Expertise in threat modeling and security for ML/agent systems to enforce strict behavioral guardrails. Proven experience navigating highly regulated enterprise environments to ensure data auditability, clear ownership boundaries, and strict compliance.
Track record of strong technical decision quality and leadership, with the ability to coordinate cross-functional initiatives, translate complex business needs into resilient implementations, and mentor team members while bridging the gap between ML engineering and platform teams.

Workday Pay Transparency Statement (For EU Locations Only)

Listed below is the base salary range applicable to this position. Workday pay ranges (and the precise pay offered to the successful candidate) are based on a number of objective criteria such as relevant experience and skills, and educational qualifications, level of responsibility, demands of the role, work location and business need. As a part of the total compensation package, this role may be eligible for the Workday Bonus Plan or a role-specific commission/bonus, as well as annual refresh stock grants awarded by Workday Inc. For more information regarding Workday’s comprehensive benefits, please click here.

Primary Location Base Pay Range: €96,000 EUR - €144,000 EUR Ireland

Our Approach to Flexible Work

With Flex Work, we’re combining the best of both worlds: in-person time and remote. Our approach enables our teams to deepen connections, maintain a strong community, and do their best work. We know that flexibility can take shape in many ways, so rather than a number of required days in-office each week, we simply spend at least half (50%) of our time each quarter in the office or in the field with our customers, prospects, and partners (depending on role). This means you'll have the freedom to create a flexible schedule that caters to your business, team, and personal needs, while being intentional to make the most of time spent together. Those in our remote "home office" roles also have the opportunity to come together in our offices for important moments that matter.

Pursuant to applicable Fair Chance law, Workday will consider for employment qualified applicants with arrest and conviction records.

Workday is an Equal Opportunity Employer including individuals with disabilities and protected veterans.
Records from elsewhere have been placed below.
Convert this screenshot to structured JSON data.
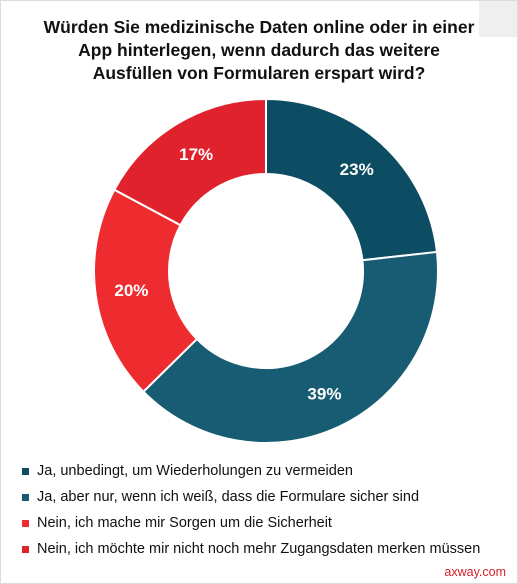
{
  "title_lines": [
    "Würden Sie medizinische Daten online oder in einer",
    "App hinterlegen, wenn dadurch das weitere",
    "Ausfüllen von Formularen erspart wird?"
  ],
  "source": "axway.com",
  "chart_data": {
    "type": "pie",
    "donut": true,
    "title": "Würden Sie medizinische Daten online oder in einer App hinterlegen, wenn dadurch das weitere Ausfüllen von Formularen erspart wird?",
    "legend_position": "bottom",
    "slices": [
      {
        "label": "Ja, unbedingt, um Wiederholungen zu vermeiden",
        "value": 23,
        "display": "23%",
        "color": "#0d4d63"
      },
      {
        "label": "Ja, aber nur, wenn ich weiß, dass die Formulare sicher sind",
        "value": 39,
        "display": "39%",
        "color": "#175c72"
      },
      {
        "label": "Nein, ich mache mir Sorgen um die Sicherheit",
        "value": 20,
        "display": "20%",
        "color": "#ee2b2f"
      },
      {
        "label": "Nein, ich möchte mir nicht noch mehr Zugangsdaten merken müssen",
        "value": 17,
        "display": "17%",
        "color": "#e0222d"
      }
    ]
  }
}
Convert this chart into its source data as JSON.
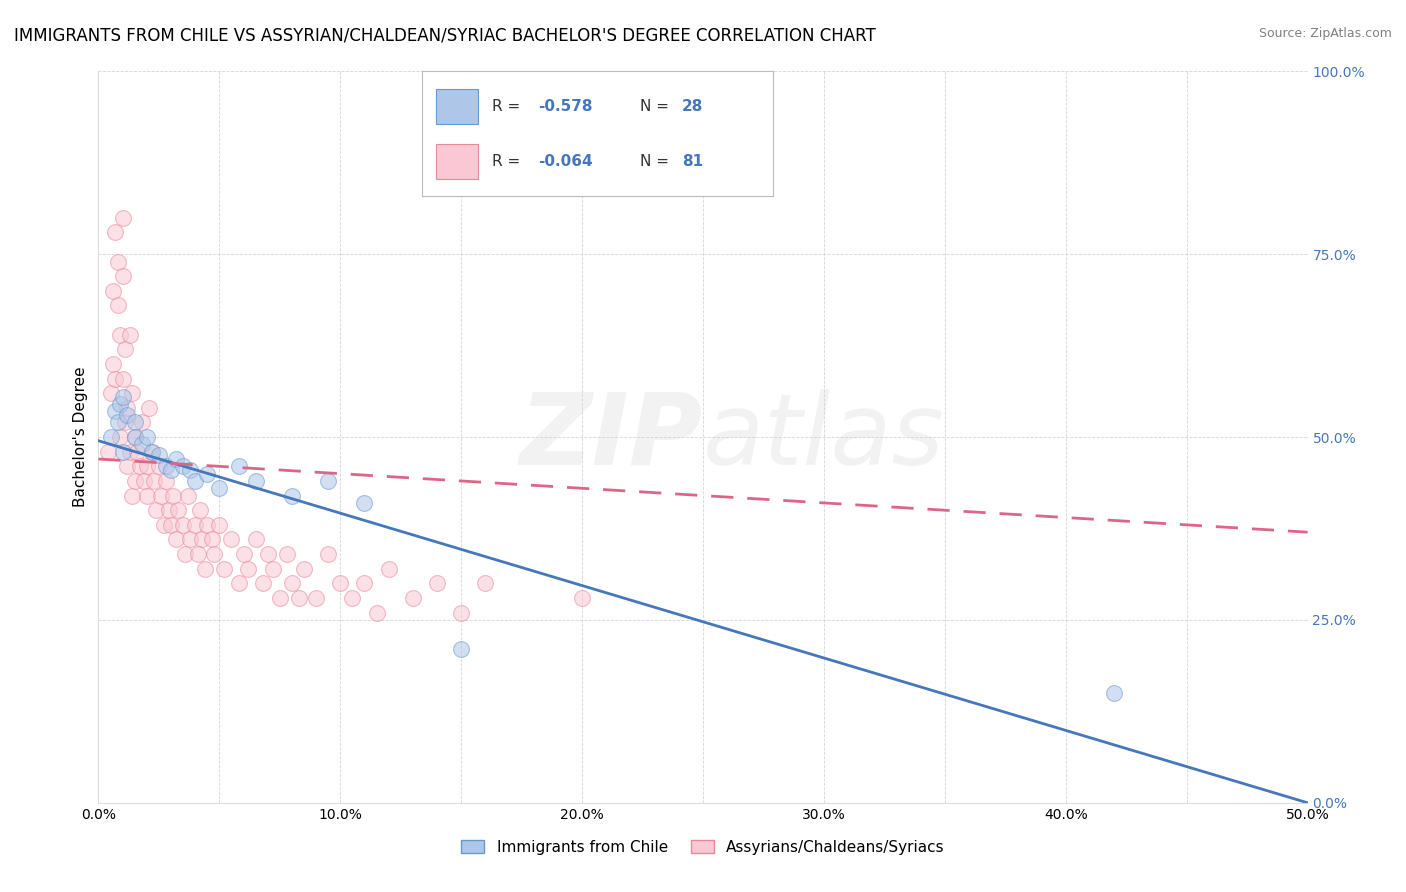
{
  "title": "IMMIGRANTS FROM CHILE VS ASSYRIAN/CHALDEAN/SYRIAC BACHELOR'S DEGREE CORRELATION CHART",
  "source": "Source: ZipAtlas.com",
  "ylabel": "Bachelor's Degree",
  "xlim": [
    0.0,
    0.5
  ],
  "ylim": [
    0.0,
    1.0
  ],
  "xtick_labels": [
    "0.0%",
    "",
    "10.0%",
    "",
    "20.0%",
    "",
    "30.0%",
    "",
    "40.0%",
    "",
    "50.0%"
  ],
  "ytick_labels": [
    "",
    "25.0%",
    "50.0%",
    "75.0%",
    "100.0%"
  ],
  "xtick_vals": [
    0.0,
    0.05,
    0.1,
    0.15,
    0.2,
    0.25,
    0.3,
    0.35,
    0.4,
    0.45,
    0.5
  ],
  "ytick_vals": [
    0.0,
    0.25,
    0.5,
    0.75,
    1.0
  ],
  "left_ytick_labels": [
    "",
    "",
    "",
    "",
    ""
  ],
  "blue_color": "#aec6e8",
  "blue_edge_color": "#6699cc",
  "pink_color": "#f9c8d4",
  "pink_edge_color": "#e88898",
  "blue_line_color": "#4477bb",
  "pink_line_color": "#dd6688",
  "legend_label_blue": "Immigrants from Chile",
  "legend_label_pink": "Assyrians/Chaldeans/Syriacs",
  "blue_r": "-0.578",
  "blue_n": "28",
  "pink_r": "-0.064",
  "pink_n": "81",
  "blue_dots_x": [
    0.005,
    0.007,
    0.008,
    0.009,
    0.01,
    0.01,
    0.012,
    0.015,
    0.015,
    0.018,
    0.02,
    0.022,
    0.025,
    0.028,
    0.03,
    0.032,
    0.035,
    0.038,
    0.04,
    0.045,
    0.05,
    0.058,
    0.065,
    0.08,
    0.095,
    0.11,
    0.15,
    0.42
  ],
  "blue_dots_y": [
    0.5,
    0.535,
    0.52,
    0.545,
    0.555,
    0.48,
    0.53,
    0.52,
    0.5,
    0.49,
    0.5,
    0.48,
    0.475,
    0.46,
    0.455,
    0.47,
    0.46,
    0.455,
    0.44,
    0.45,
    0.43,
    0.46,
    0.44,
    0.42,
    0.44,
    0.41,
    0.21,
    0.15
  ],
  "pink_dots_x": [
    0.004,
    0.005,
    0.006,
    0.006,
    0.007,
    0.007,
    0.008,
    0.008,
    0.009,
    0.009,
    0.01,
    0.01,
    0.01,
    0.011,
    0.011,
    0.012,
    0.012,
    0.013,
    0.013,
    0.014,
    0.014,
    0.015,
    0.015,
    0.016,
    0.017,
    0.018,
    0.019,
    0.02,
    0.02,
    0.021,
    0.022,
    0.023,
    0.024,
    0.025,
    0.026,
    0.027,
    0.028,
    0.029,
    0.03,
    0.031,
    0.032,
    0.033,
    0.035,
    0.036,
    0.037,
    0.038,
    0.04,
    0.041,
    0.042,
    0.043,
    0.044,
    0.045,
    0.047,
    0.048,
    0.05,
    0.052,
    0.055,
    0.058,
    0.06,
    0.062,
    0.065,
    0.068,
    0.07,
    0.072,
    0.075,
    0.078,
    0.08,
    0.083,
    0.085,
    0.09,
    0.095,
    0.1,
    0.105,
    0.11,
    0.115,
    0.12,
    0.13,
    0.14,
    0.15,
    0.16,
    0.2
  ],
  "pink_dots_y": [
    0.48,
    0.56,
    0.6,
    0.7,
    0.58,
    0.78,
    0.68,
    0.74,
    0.5,
    0.64,
    0.72,
    0.58,
    0.8,
    0.62,
    0.52,
    0.54,
    0.46,
    0.64,
    0.48,
    0.56,
    0.42,
    0.5,
    0.44,
    0.48,
    0.46,
    0.52,
    0.44,
    0.46,
    0.42,
    0.54,
    0.48,
    0.44,
    0.4,
    0.46,
    0.42,
    0.38,
    0.44,
    0.4,
    0.38,
    0.42,
    0.36,
    0.4,
    0.38,
    0.34,
    0.42,
    0.36,
    0.38,
    0.34,
    0.4,
    0.36,
    0.32,
    0.38,
    0.36,
    0.34,
    0.38,
    0.32,
    0.36,
    0.3,
    0.34,
    0.32,
    0.36,
    0.3,
    0.34,
    0.32,
    0.28,
    0.34,
    0.3,
    0.28,
    0.32,
    0.28,
    0.34,
    0.3,
    0.28,
    0.3,
    0.26,
    0.32,
    0.28,
    0.3,
    0.26,
    0.3,
    0.28
  ],
  "blue_line_y0": 0.495,
  "blue_line_y1": 0.0,
  "pink_line_y0": 0.47,
  "pink_line_y1": 0.37,
  "background_color": "#ffffff",
  "grid_color": "#cccccc",
  "right_tick_color": "#4477bb",
  "title_fontsize": 12,
  "source_fontsize": 9,
  "axis_label_fontsize": 11,
  "tick_fontsize": 10,
  "dot_size": 130,
  "dot_alpha": 0.55,
  "line_width": 2.0
}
At Workday, we are committed to providing an accessible and inclusive hiring experience where all candidates can fully demonstrate their skills. If you require assistance or an accommodation at any point, please email accommodations@workday.com.

Are you being referred to one of our roles? If so, ask your connection at Workday about our Employee Referral process!

At Workday, we value our candidates’ privacy and data security. Workday will never ask candidates to apply to jobs through websites that are not Workday Careers.

Please be aware of sites that may ask for you to input your data in connection with a job posting that appears to be from Workday but is not.

In addition, Workday will never ask candidates to pay a recruiting fee, or pay for consulting or coaching services, in order to apply for a job at Workday.